No, I don’t mean a vice like smoking, or drinking, although I do succumb to those from time to time. Today’s depression is like an actual vice, the kind you had in wood work class, and my brain is the substitute for the two-by-four.
Gradually someone is winding the handle, bring the jaws of the vice closer together, gripping the tender greyish pink of my poor brain ever tighter. To make room for this, my eyes are starting to bulge out; my sinuses are on fire and throbbing; my ears pop and my own blood pressure and heartbeat are the only things I can hear.
My brain held tight, unable to move; no flashes of inspiration or leaps of fancy.
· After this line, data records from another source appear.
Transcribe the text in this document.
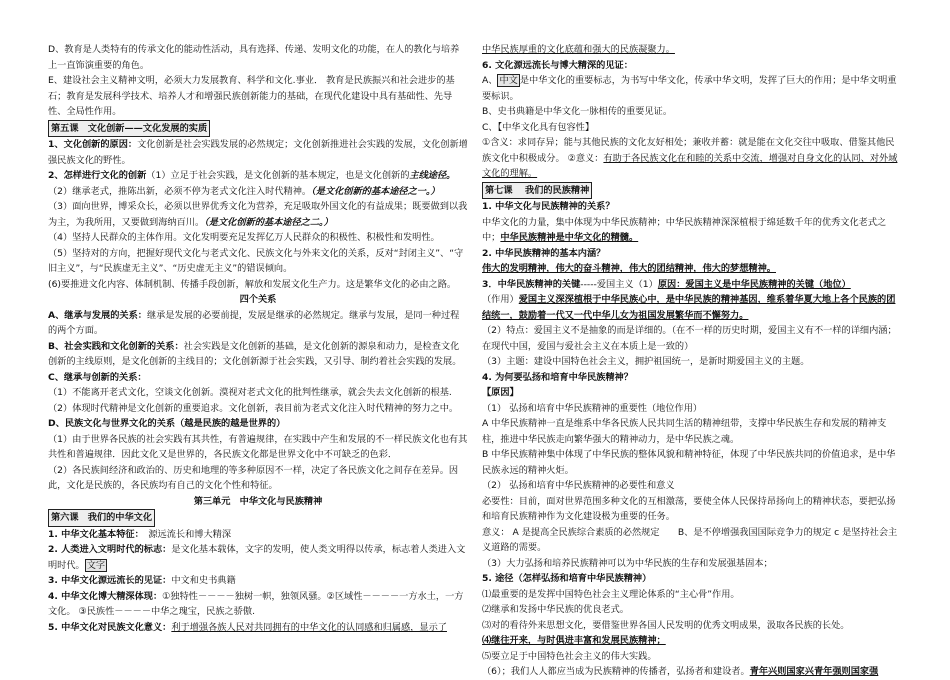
D、教育是人类特有的传承文化的能动性活动，具有选择、传递、发明文化的功能，在人的教化与培养上一直饰演重要的角色。

E、建设社会主义精神文明，必须大力发展教育、科学和文化.事业． 教育是民族振兴和社会进步的基石；教育是发展科学技术、培养人才和增强民族创新能力的基础，在现代化建设中具有基础性、先导性、全局性作用。

第五课　文化创新——文化发展的实质

1、文化创新的原因：文化创新是社会实践发展的必然规定；文化创新推进社会实践的发展，文化创新增强民族文化的野性。

2、怎样进行文化的创新（1）立足于社会实践，是文化创新的基本规定，也是文化创新的主线途径。

（2）继承老式，推陈出新，必须不停为老式文化注入时代精神。（是文化创新的基本途径之一。）

（3）面向世界，博采众长，必须以世界优秀文化为营养，充足吸取外国文化的有益成果；既要做到以我为主，为我所用，又要做到海纳百川。（是文化创新的基本途径之二。）

（4）坚持人民群众的主体作用。文化发明要充足发挥亿万人民群众的积极性、积极性和发明性。

（5）坚持对的方向，把握好现代文化与老式文化、民族文化与外来文化的关系，反对“封闭主义”、“守旧主义”，与“民族虚无主义”、“历史虚无主义”的错误倾向。

(6)要推进文化内容、体制机制、传播手段创新，解放和发展文化生产力。这是繁华文化的必由之路。

四个关系

A、继承与发展的关系：继承是发展的必要前提，发展是继承的必然规定。继承与发展，是同一种过程的两个方面。

B、社会实践和文化创新的关系：社会实践是文化创新的基础，是文化创新的源泉和动力，是检查文化创新的主线原则，是文化创新的主线目的；文化创新源于社会实践，又引导、制约着社会实践的发展。

C、继承与创新的关系：

（1）不能离开老式文化，空谈文化创新。漠视对老式文化的批判性继承，就会失去文化创新的根基.

（2）体现时代精神是文化创新的重要追求。文化创新，表目前为老式文化注入时代精神的努力之中。

D、民族文化与世界文化的关系（越是民族的越是世界的）

（1）由于世界各民族的社会实践有其共性，有普遍规律，在实践中产生和发展的不一样民族文化也有其共性和普遍规律．因此文化又是世界的，各民族文化都是世界文化中不可缺乏的色彩．

（2）各民族间经济和政治的、历史和地理的等多种原因不一样，决定了各民族文化之间存在差异。因此，文化是民族的，各民族均有自己的文化个性和特征。

第三单元　中华文化与民族精神

第六课　我们的中华文化

1. 中华文化基本特征：　源远流长和博大精深

2. 人类进入文明时代的标志：是文化基本载体，文字的发明，使人类文明得以传承，标志着人类进入文明时代。 文字

3. 中华文化源远流长的见证：中文和史书典籍

4. 中华文化博大精深体现：①独特性－－－－独树一帜，独领风骚。②区域性－－－－一方水土，一方文化。 ③民族性－－－－中华之瑰宝，民族之骄傲.

5. 中华文化对民族文化意义：利于增强各族人民对共同拥有的中华文化的认同感和归属感，显示了

中华民族厚重的文化底蕴和强大的民族凝聚力。

6. 文化源远流长与博大精深的见证：

A、 中文 是中华文化的重要标志，为书写中华文化，传承中华文明，发挥了巨大的作用；是中华文明重要标识。

B、史书典籍是中华文化一脉相传的重要见证。

C、【中华文化具有包容性】

①含义：求同存异；能与其他民族的文化友好相处；兼收并蓄：就是能在文化交往中吸取、借鉴其他民族文化中积极成分。 ②意义：有助于各民族文化在和睦的关系中交流，增强对自身文化的认同、对外域文化的理解。

第七课　 我们的民族精神

1. 中华文化与民族精神的关系？

中华文化的力量，集中体现为中华民族精神；中华民族精神深深植根于绵延数千年的优秀文化老式之中；中华民族精神是中华文化的精髓。

2. 中华民族精神的基本内涵？

伟大的发明精神，伟大的奋斗精神，伟大的团结精神，伟大的梦想精神。

3．中华民族精神的关键-----爱国主义（1）原因：爱国主义是中华民族精神的关键（地位）

（作用）爱国主义深深植根于中华民族心中，是中华民族的精神基因，维系着华夏大地上各个民族的团结统一，鼓励着一代又一代中华儿女为祖国发展繁华而不懈努力。

（2）特点：爱国主义不是抽象的而是详细的。（在不一样的历史时期，爱国主义有不一样的详细内涵；在现代中国，爱国与爱社会主义在本质上是一致的）

（3）主题：建设中国特色社会主义，拥护祖国统一，是新时期爱国主义的主题。

4. 为何要弘扬和培育中华民族精神？

【原因】

（1） 弘扬和培育中华民族精神的重要性（地位作用）

A 中华民族精神一直是维系中华各民族人民共同生活的精神纽带，支撑中华民族生存和发展的精神支柱，推进中华民族走向繁华强大的精神动力，是中华民族之魂。

B 中华民族精神集中体现了中华民族的整体风貌和精神特征，体现了中华民族共同的价值追求，是中华民族永远的精神火炬。

（2） 弘扬和培育中华民族精神的必要性和意义

必要性：目前，面对世界范围多种文化的互相激荡，要使全体人民保持昂扬向上的精神状态，要把弘扬和培育民族精神作为文化建设极为重要的任务。

意义： A 是提高全民族综合素质的必然规定　　B、是不停增强我国国际竞争力的规定 c 是坚持社会主义道路的需要。

（3）大力弘扬和培养民族精神可以为中华民族的生存和发展强基固本；

5. 途径（怎样弘扬和培育中华民族精神）

⑴最重要的是发挥中国特色社会主义理论体系的“主心骨”作用。

⑵继承和发扬中华民族的优良老式。

⑶对的看待外来思想文化，要借鉴世界各国人民发明的优秀文明成果，汲取各民族的长处。

⑷继往开来，与时俱进丰富和发展民族精神；

⑸要立足于中国特色社会主义的伟大实践。

（6）；我们人人都应当成为民族精神的传播者，弘扬者和建设者。青年兴则国家兴青年强则国家强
No jumping for joy in these jaws of judgement: judged unworthy, hopeless, helpless, hapless; judged a joke, a waste, a failure…
Yet I know none of it is true. I, the owner of my brain and therefore my destiny, knows I am not a failure. I am, even, marginally successful in my chosen field! I am certainly successful as a mother and as a partner, and have happy people around me to prove it. But these convictions and the reminders thereof do not free me from the vice.
I thought, for the first time today, what it would be like to have someone loosen the vice. I can’t do it myself. I’ve tried. The doctor has tried with tablets; my CBT specialist has tried with words and pamphlets and apps and appealing to my spiritual side. So who turns the vice? Who can unwind this apathy?
I don’t have an answer, not today. Some days, it feels close. Close enough to touch. But not, I fear, today.